An additional set of data to report on this quarter. We examined the CRN Channel Chiefs for 2023, which contains 563 humans. In this sample set, roughly 96% are white, and 24% are female.
Let’s tell more of the story here.
According to recent research from Info-Tech Research Group, black professionals working in the tech industry are less satisfied than their colleagues and often face different barriers. The survey finds that only 23% of Black respondents feel very satisfied in their current role, compared to 34% of all other professionals. Black respondents were 55% more likely than all other professionals to report that they had no career advancement or promotion opportunities. The top three barriers to career advancement, according to Black respondents, are microaggressions (54%), racism (50%), and gender-based bias (39%), while all other respondents cite the top barriers as gender-based bias (45%), microaggressions (34%), and racism (23%).
According to a recent study, Bloomberg Law is reporting that corporate diversity roles have been eliminated at a greater rate than other positions as companies seek to lower headcount and costs amid stubbornly high inflation and rumblings of a possible recession.
The relative representation of women in technical roles declined between 2018 and 2022, according to LeanIn.org and McKinsey & Company data.
Nearly one-third of women in technical and engineering roles at work is often the only woman in the room, according to a survey of 40,000 employees and 333 organizations employing more than 12 million people.

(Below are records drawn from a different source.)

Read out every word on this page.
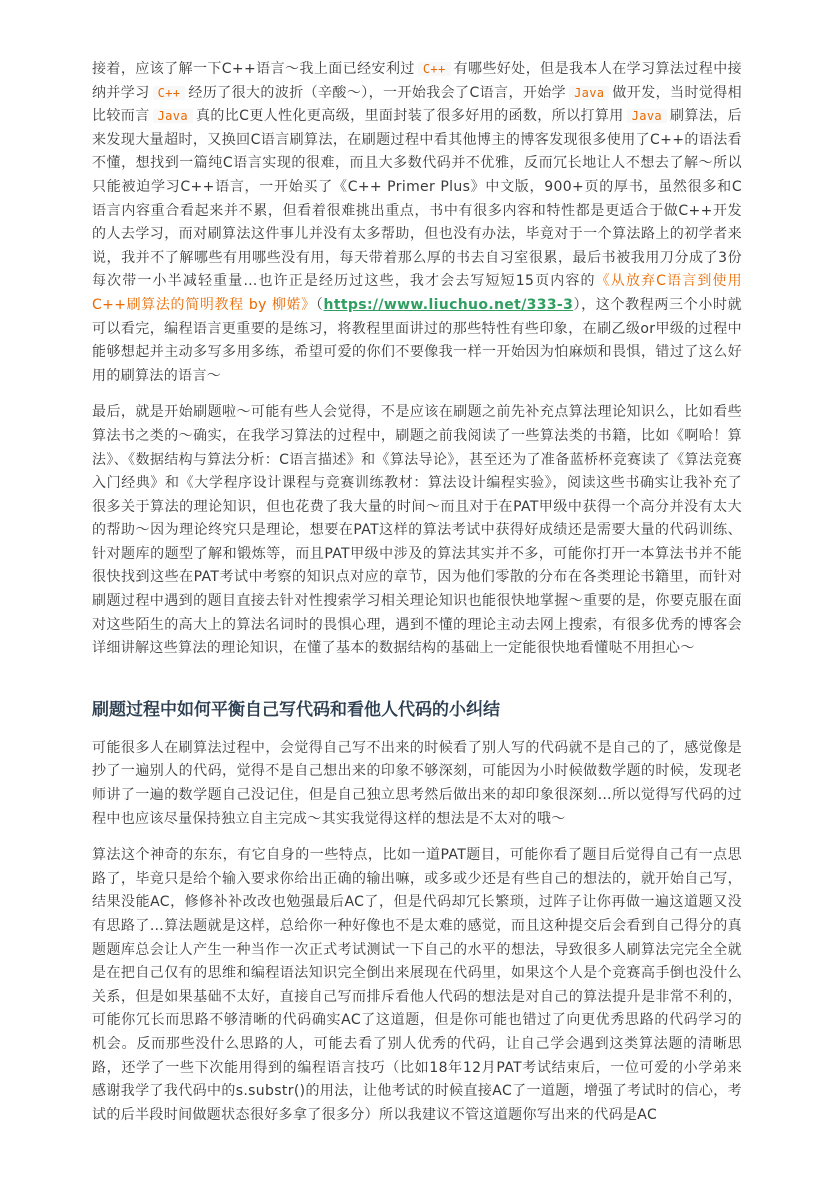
接着，应该了解一下C++语言～我上面已经安利过 C++ 有哪些好处，但是我本人在学习算法过程中接纳并学习 C++ 经历了很大的波折（辛酸～），一开始我会了C语言，开始学 Java 做开发，当时觉得相比较而言 Java 真的比C更人性化更高级，里面封装了很多好用的函数，所以打算用 Java 刷算法，后来发现大量超时，又换回C语言刷算法，在刷题过程中看其他博主的博客发现很多使用了C++的语法看不懂，想找到一篇纯C语言实现的很难，而且大多数代码并不优雅，反而冗长地让人不想去了解～所以只能被迫学习C++语言，一开始买了《C++ Primer Plus》中文版，900+页的厚书，虽然很多和C语言内容重合看起来并不累，但看着很难挑出重点，书中有很多内容和特性都是更适合于做C++开发的人去学习，而对刷算法这件事儿并没有太多帮助，但也没有办法，毕竟对于一个算法路上的初学者来说，我并不了解哪些有用哪些没有用，每天带着那么厚的书去自习室很累，最后书被我用刀分成了3份每次带一小半减轻重量…也许正是经历过这些，我才会去写短短15页内容的《从放弃C语言到使用C++刷算法的简明教程 by 柳婼》（https://www.liuchuo.net/333-3），这个教程两三个小时就可以看完，编程语言更重要的是练习，将教程里面讲过的那些特性有些印象，在刷乙级or甲级的过程中能够想起并主动多写多用多练，希望可爱的你们不要像我一样一开始因为怕麻烦和畏惧，错过了这么好用的刷算法的语言～

最后，就是开始刷题啦～可能有些人会觉得，不是应该在刷题之前先补充点算法理论知识么，比如看些算法书之类的～确实，在我学习算法的过程中，刷题之前我阅读了一些算法类的书籍，比如《啊哈！算法》、《数据结构与算法分析：C语言描述》和《算法导论》，甚至还为了准备蓝桥杯竞赛读了《算法竞赛入门经典》和《大学程序设计课程与竞赛训练教材：算法设计编程实验》，阅读这些书确实让我补充了很多关于算法的理论知识，但也花费了我大量的时间～而且对于在PAT甲级中获得一个高分并没有太大的帮助～因为理论终究只是理论，想要在PAT这样的算法考试中获得好成绩还是需要大量的代码训练、针对题库的题型了解和锻炼等，而且PAT甲级中涉及的算法其实并不多，可能你打开一本算法书并不能很快找到这些在PAT考试中考察的知识点对应的章节，因为他们零散的分布在各类理论书籍里，而针对刷题过程中遇到的题目直接去针对性搜索学习相关理论知识也能很快地掌握～重要的是，你要克服在面对这些陌生的高大上的算法名词时的畏惧心理，遇到不懂的理论主动去网上搜索，有很多优秀的博客会详细讲解这些算法的理论知识，在懂了基本的数据结构的基础上一定能很快地看懂哒不用担心～

刷题过程中如何平衡自己写代码和看他人代码的小纠结

可能很多人在刷算法过程中，会觉得自己写不出来的时候看了别人写的代码就不是自己的了，感觉像是抄了一遍别人的代码，觉得不是自己想出来的印象不够深刻，可能因为小时候做数学题的时候，发现老师讲了一遍的数学题自己没记住，但是自己独立思考然后做出来的却印象很深刻…所以觉得写代码的过程中也应该尽量保持独立自主完成～其实我觉得这样的想法是不太对的哦～

算法这个神奇的东东，有它自身的一些特点，比如一道PAT题目，可能你看了题目后觉得自己有一点思路了，毕竟只是给个输入要求你给出正确的输出嘛，或多或少还是有些自己的想法的，就开始自己写，结果没能AC，修修补补改改也勉强最后AC了，但是代码却冗长繁琐，过阵子让你再做一遍这道题又没有思路了…算法题就是这样，总给你一种好像也不是太难的感觉，而且这种提交后会看到自己得分的真题题库总会让人产生一种当作一次正式考试测试一下自己的水平的想法，导致很多人刷算法完完全全就是在把自己仅有的思维和编程语法知识完全倒出来展现在代码里，如果这个人是个竞赛高手倒也没什么关系，但是如果基础不太好，直接自己写而排斥看他人代码的想法是对自己的算法提升是非常不利的，可能你冗长而思路不够清晰的代码确实AC了这道题，但是你可能也错过了向更优秀思路的代码学习的机会。反而那些没什么思路的人，可能去看了别人优秀的代码，让自己学会遇到这类算法题的清晰思路，还学了一些下次能用得到的编程语言技巧（比如18年12月PAT考试结束后，一位可爱的小学弟来感谢我学了我代码中的s.substr()的用法，让他考试的时候直接AC了一道题，增强了考试时的信心，考试的后半段时间做题状态很好多拿了很多分）所以我建议不管这道题你写出来的代码是AC
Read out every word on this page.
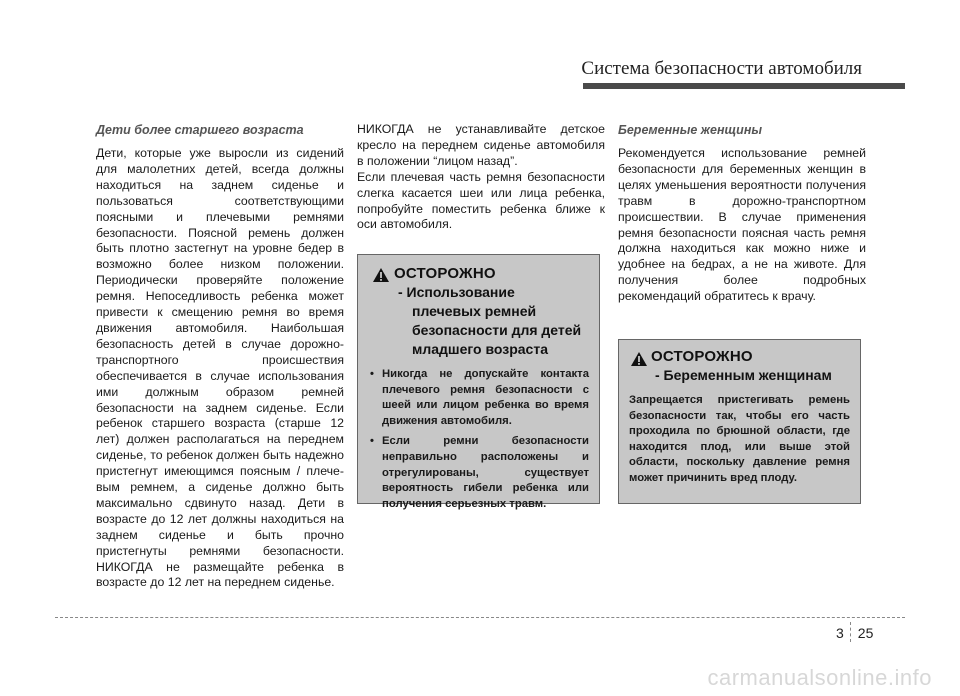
Система безопасности автомобиля

Дети более старшего возраста

Дети, которые уже выросли из сидений для малолетних детей, всегда должны находиться на заднем сиденье и пользоваться соответствующими поясными и плечевыми ремнями безопасности. Поясной ремень должен быть плотно застегнут на уровне бедер в возможно более низком положении. Периодически проверяйте положение ремня. Непоседливость ребенка может привести к смещению ремня во время движения автомобиля. Наибольшая безопасность детей в случае дорожно-транспортного происшествия обеспечивается в случае использования ими должным образом ремней безопасности на заднем сиденье. Если ребенок старшего возраста (старше 12 лет) должен располагаться на переднем сиденье, то ребенок должен быть надежно пристегнут имеющимся поясным / плечевым ремнем, а сиденье должно быть максимально сдвинуто назад. Дети в возрасте до 12 лет должны находиться на заднем сиденье и быть прочно пристегнуты ремнями безопасности. НИКОГДА не размещайте ребенка в возрасте до 12 лет на переднем сиденье.

НИКОГДА не устанавливайте детское кресло на переднем сиденье автомобиля в положении “лицом назад”.

Если плечевая часть ремня безопасности слегка касается шеи или лица ребенка, попробуйте поместить ребенка ближе к оси автомобиля.

ОСТОРОЖНО
- Использование
плечевых ремней
безопасности для детей
младшего возраста
• Никогда не допускайте контакта плечевого ремня безопасности с шеей или лицом ребенка во время движения автомобиля.
• Если ремни безопасности неправильно расположены и отрегулированы, существует вероятность гибели ребенка или получения серьезных травм.

Беременные женщины

Рекомендуется использование ремней безопасности для беременных женщин в целях уменьшения вероятности получения травм в дорожно-транспортном происшествии. В случае применения ремня безопасности поясная часть ремня должна находиться как можно ниже и удобнее на бедрах, а не на животе. Для получения более подробных рекомендаций обратитесь к врачу.

ОСТОРОЖНО
- Беременным женщинам

Запрещается пристегивать ремень безопасности так, чтобы его часть проходила по брюшной области, где находится плод, или выше этой области, поскольку давление ремня может причинить вред плоду.

3 25
carmanualsonline.info
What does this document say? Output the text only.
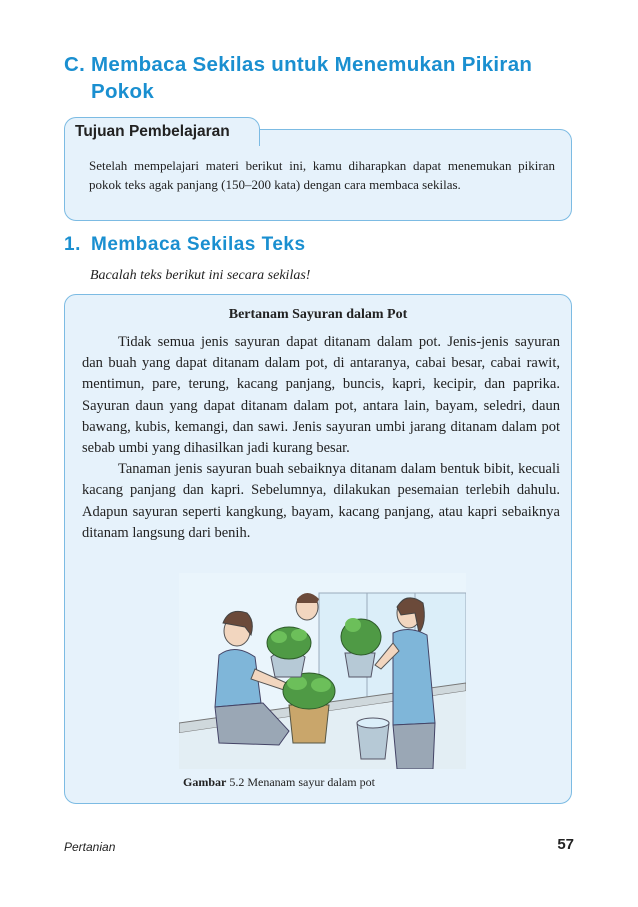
C. Membaca Sekilas untuk Menemukan Pikiran
Pokok
Tujuan Pembelajaran
Setelah mempelajari materi berikut ini, kamu diharapkan dapat menemukan pikiran pokok teks agak panjang (150–200 kata) dengan cara membaca sekilas.
1. Membaca Sekilas Teks
Bacalah teks berikut ini secara sekilas!
Bertanam Sayuran dalam Pot

Tidak semua jenis sayuran dapat ditanam dalam pot. Jenis-jenis sayuran dan buah yang dapat ditanam dalam pot, di antaranya, cabai besar, cabai rawit, mentimun, pare, terung, kacang panjang, buncis, kapri, kecipir, dan paprika. Sayuran daun yang dapat ditanam dalam pot, antara lain, bayam, seledri, daun bawang, kubis, kemangi, dan sawi. Jenis sayuran umbi jarang ditanam dalam pot sebab umbi yang dihasilkan jadi kurang besar.

Tanaman jenis sayuran buah sebaiknya ditanam dalam bentuk bibit, kecuali kacang panjang dan kapri. Sebelumnya, dilakukan pesemaian terlebih dahulu. Adapun sayuran seperti kangkung, bayam, kacang panjang, atau kapri sebaiknya ditanam langsung dari benih.

Gambar 5.2 Menanam sayur dalam pot
Pertanian	57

In data from Catalyst, a women’s advocacy group, About 51% of women in marginalized racial and ethnic groups in the U.S. and four other countries said they’d experienced racism or discrimination at their current workplace. Women with darker skin tones were far likelier to say they’d experienced racism at work.
Why do we care?
Every time I look at the employment data, I see how tight the job market is for technical talent. And every time we look at this data – a measurement of how businesses invest in their people –we come up short. Want to keep people? Companies have to invest. The top-line data I researched on leadership is low because of the rest of the data explored here – a lack of investment in making the workplace work for everyone.
And that’s why we care – there continue to be opportunities to be different.